These days, California’s Napa Valley is filled with celebrities, corporate big shots, and other one percenters who have caught the wine bug and bought their way into the region and the wine business.
So it’s refreshing to think about two bearded brothers who have been at it for almost half a century, high up on a mountain in their rustic corner of the valley, with little ostentation or self-promotion.
The brothers are Stuart and Charles Smith, who have been growing grapes and producing distinctive estate wines at their Smith-Madrone Winery on the top of Napa’s Spring Mountain since 1971. This is not the Napa Valley overrun by the wine-soaked masses. (Tours are by appointment only.)
Smith-Madrone has been all about consistency, producing the same excellent wines — primarily a Cabernet Sauvignon, a Chardonnay, and a Riesling — year in and year out.
My recent tasting of the 2014 Spring Mountain District Cabernet Sauvignon confirms it. This is classic, terroir-defined Cabernet with a signature that says Smith-Madrone (the latter part of the name refers to a type of evergreen tree on the property).
The grapes are grown in steep, mountainside vineyards in largely volcanic soils. The vineyards are mostly dry-farmed (no irrigation is used), not only to conserve precious California water, but to produce more complexity in the wines, which results from the vines having to dig deeper for their nourishment.
That complexity is a hallmark of the 2014 Cabernet, a $52 wine with aromas of violets, red fruits, and graphite, followed by concentrated dark and red fruit tastes and a hint of eucalyptus. The oak is well integrated, the tannic structure is refined, and the ample acidity gives the wine an overall brightness.

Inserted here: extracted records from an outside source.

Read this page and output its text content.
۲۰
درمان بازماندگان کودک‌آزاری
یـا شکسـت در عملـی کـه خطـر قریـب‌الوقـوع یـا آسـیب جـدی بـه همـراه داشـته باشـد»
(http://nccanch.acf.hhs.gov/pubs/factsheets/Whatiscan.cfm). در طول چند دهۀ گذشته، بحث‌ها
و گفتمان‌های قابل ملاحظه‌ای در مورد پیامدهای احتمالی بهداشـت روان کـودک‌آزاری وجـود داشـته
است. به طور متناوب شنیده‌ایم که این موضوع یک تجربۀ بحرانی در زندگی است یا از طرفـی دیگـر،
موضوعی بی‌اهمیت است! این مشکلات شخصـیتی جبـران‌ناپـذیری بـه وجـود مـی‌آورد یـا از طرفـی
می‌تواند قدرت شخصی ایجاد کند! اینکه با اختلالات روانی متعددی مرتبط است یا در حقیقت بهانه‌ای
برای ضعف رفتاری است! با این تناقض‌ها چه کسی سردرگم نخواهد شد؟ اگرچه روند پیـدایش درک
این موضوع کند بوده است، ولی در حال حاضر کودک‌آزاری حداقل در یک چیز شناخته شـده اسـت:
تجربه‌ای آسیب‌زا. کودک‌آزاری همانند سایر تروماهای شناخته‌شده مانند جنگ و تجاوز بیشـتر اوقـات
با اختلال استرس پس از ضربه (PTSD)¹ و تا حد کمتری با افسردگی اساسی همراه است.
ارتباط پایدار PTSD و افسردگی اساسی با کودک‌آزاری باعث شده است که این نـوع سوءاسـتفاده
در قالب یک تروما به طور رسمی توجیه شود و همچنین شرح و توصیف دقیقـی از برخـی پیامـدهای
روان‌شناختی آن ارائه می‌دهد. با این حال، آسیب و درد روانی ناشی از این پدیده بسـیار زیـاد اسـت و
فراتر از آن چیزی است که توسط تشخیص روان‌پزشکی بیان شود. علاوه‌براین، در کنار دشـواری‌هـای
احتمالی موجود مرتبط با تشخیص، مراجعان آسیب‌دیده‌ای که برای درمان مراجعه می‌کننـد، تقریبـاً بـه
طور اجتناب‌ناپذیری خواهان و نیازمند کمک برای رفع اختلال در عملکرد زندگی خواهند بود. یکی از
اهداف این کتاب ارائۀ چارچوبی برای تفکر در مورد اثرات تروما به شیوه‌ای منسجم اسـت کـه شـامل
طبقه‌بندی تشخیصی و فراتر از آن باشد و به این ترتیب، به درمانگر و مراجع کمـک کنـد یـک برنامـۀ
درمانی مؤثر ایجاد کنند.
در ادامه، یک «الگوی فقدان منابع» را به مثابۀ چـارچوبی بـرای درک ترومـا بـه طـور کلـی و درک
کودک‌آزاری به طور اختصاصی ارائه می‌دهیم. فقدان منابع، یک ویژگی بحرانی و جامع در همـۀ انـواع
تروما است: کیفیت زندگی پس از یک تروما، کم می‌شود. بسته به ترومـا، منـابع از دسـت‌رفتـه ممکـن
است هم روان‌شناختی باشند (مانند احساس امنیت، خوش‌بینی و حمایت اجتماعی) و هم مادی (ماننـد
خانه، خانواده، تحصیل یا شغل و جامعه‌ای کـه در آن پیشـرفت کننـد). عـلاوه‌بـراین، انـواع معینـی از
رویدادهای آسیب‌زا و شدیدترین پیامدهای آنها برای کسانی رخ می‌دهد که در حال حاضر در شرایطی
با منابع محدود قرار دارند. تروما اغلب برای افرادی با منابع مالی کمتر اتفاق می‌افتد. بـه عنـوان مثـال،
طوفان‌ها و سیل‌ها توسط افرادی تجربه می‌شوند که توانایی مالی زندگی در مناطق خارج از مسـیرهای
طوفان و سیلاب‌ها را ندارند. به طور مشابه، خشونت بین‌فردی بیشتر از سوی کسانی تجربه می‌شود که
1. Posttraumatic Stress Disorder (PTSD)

A slightly green note, not uncommon in young Cabernet, gives way as it opens up. The blend is 85 percent Cabernet Sauvignon, 8 percent Cabernet Franc, and 7 percent Merlot.
With alcohol listed at 13.9 percent, it’s also a refreshing counterpoint to the still-prevalent model of Big California Cab. It’s enjoyable young and will be worth exploring 10, even 20 years from now.